All patients were affected unilaterally, with average age of (54.6 ± 11.7) (range, 37.0 - 75.0) years old. The mean IOP value of the affected eyes dropped from (31.6 ± 7.7) (range, 21.0 - 39.0) mmHg at enrollment to (18.4 ± 8.7) (range, 10.0 - 27.0) mmHg 2 hours after ALPI. At follow-up day 7, the mean IOP value maintained at (14.8 ± 4.2) (range, 9.0 - 21.0) mmHg, which was significantly different (P = 0.000) compared with baseline. The average decrease of IOP in the APAC eyes was (16.8 ± 7.4) (range, 12.0 - 21.0) mmHg. At follow-up three years later, the mean IOP of the APAC eyes stabilized at (16.3 ± 3.2) (range, 9.0 - 20.0) mmHg with at least 180° of AC angle opened.
ALPI and LPI lower the IOP of medically refractory cases of APAC though they have responded poorly to anti-glaucoma medication.
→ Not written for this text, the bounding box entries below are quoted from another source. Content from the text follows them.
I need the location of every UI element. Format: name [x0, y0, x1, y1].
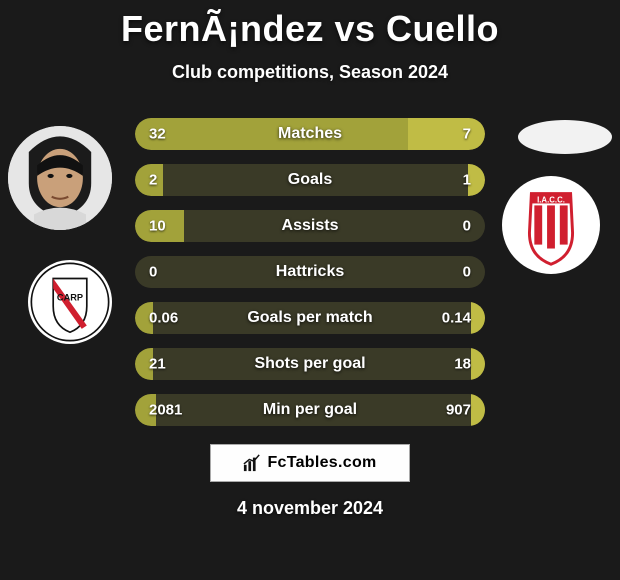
stat-label: Matches — [278, 125, 342, 143]
comparison-date: 4 november 2024 — [237, 498, 383, 519]
stat-fill-right — [471, 302, 485, 334]
stat-value-right: 907 — [446, 402, 471, 419]
svg-text:I.A.C.C.: I.A.C.C. — [537, 195, 565, 204]
comparison-title: FernÃ¡ndez vs Cuello — [0, 0, 620, 50]
stat-label: Goals per match — [247, 309, 372, 327]
stat-value-right: 0 — [463, 264, 471, 281]
stat-row: 0 0 Hattricks — [135, 256, 485, 288]
stat-value-left: 2 — [149, 172, 157, 189]
fctables-label: FcTables.com — [267, 454, 376, 472]
stat-value-right: 0.14 — [442, 310, 471, 327]
player-right-avatar — [518, 120, 612, 154]
stat-label: Shots per goal — [254, 355, 365, 373]
stat-fill-right — [471, 348, 485, 380]
stat-row: 10 0 Assists — [135, 210, 485, 242]
stat-row: 2081 907 Min per goal — [135, 394, 485, 426]
stat-value-left: 21 — [149, 356, 166, 373]
stats-chart: 327Matches21Goals100Assists00Hattricks0.… — [135, 118, 485, 440]
stat-row: 21 18 Shots per goal — [135, 348, 485, 380]
stat-label: Min per goal — [263, 401, 357, 419]
stat-label: Assists — [282, 217, 339, 235]
svg-text:CARP: CARP — [57, 292, 83, 302]
stat-fill-left — [135, 118, 408, 150]
stat-value-left: 0.06 — [149, 310, 178, 327]
stat-value-right: 1 — [463, 172, 471, 189]
stat-label: Goals — [288, 171, 332, 189]
stat-fill-right — [471, 394, 485, 426]
stat-value-left: 32 — [149, 126, 166, 143]
stat-value-left: 10 — [149, 218, 166, 235]
stat-row: 2 1 Goals — [135, 164, 485, 196]
fctables-icon — [243, 454, 261, 472]
stat-value-left: 2081 — [149, 402, 182, 419]
stat-value-right: 0 — [463, 218, 471, 235]
fctables-watermark: FcTables.com — [210, 444, 410, 482]
stat-row: 0.06 0.14 Goals per match — [135, 302, 485, 334]
stat-value-left: 0 — [149, 264, 157, 281]
stat-value-right: 7 — [463, 126, 471, 143]
stat-fill-right — [408, 118, 485, 150]
stat-label: Hattricks — [276, 263, 344, 281]
stat-value-right: 18 — [454, 356, 471, 373]
club-right-badge: I.A.C.C. — [502, 176, 600, 274]
player-left-avatar — [8, 126, 112, 230]
club-left-badge: CARP — [28, 260, 112, 344]
stat-row: 32 7 Matches — [135, 118, 485, 150]
comparison-subtitle: Club competitions, Season 2024 — [0, 62, 620, 83]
氩激光周边虹膜成形术(ALPI)已被证明可有效降低轻度急性闭角型青光眼(APAC)患者的眼压(IOP)。目前尚不清楚这种激光治疗在管理对强化药物治疗反应不佳的严重 APAC 患者方面是否同样有效。本研究旨在评估 ALPI 和激光周边虹膜切开术(LPI)对经药物治疗反应不佳的难治性 APAC 患者的降眼压疗效,这些患者在接受两天或更长时间的抗青光眼药物治疗后仍存在眼部疼痛、眼红、角膜混浊、房角关闭和 IOP 不低于 21mmHg。所有入组患者均接受眼科检查,包括视力(VA)、最佳矫正视力(BCVA)、眼压、生物显微镜和房角镜检查,随后在 APAC 眼行 ALPI 治疗,双眼行 LPI 治疗。
所有患者均为单侧发病,平均年龄(54.6±11.7)岁(范围 37.0-75.0 岁)。患病眼的平均眼压值从入组时的(31.6±7.7)mmHg(范围 21.0-39.0mmHg)降至 ALPI 后 2 小时的(18.4±8.7)mmHg(范围 10.0-27.0mmHg)。在第 7 天随访时,平均眼压值维持在(14.8±4.2)mmHg(范围 9.0-21.0mmHg),与基线相比差异有统计学意义(P=0.000)。APAC 眼的平均眼压降低(16.8±7.4)mmHg(范围 12.0-21.0mmHg)。3 年后随访时,APAC 眼的平均眼压稳定在(16.3±3.2)mmHg(范围 9.0-20.0mmHg),房角至少开放 180°。
尽管对药物治疗反应不佳,ALPI 和 LPI 仍可降低药物治疗反应不佳的 APAC 病例的眼压。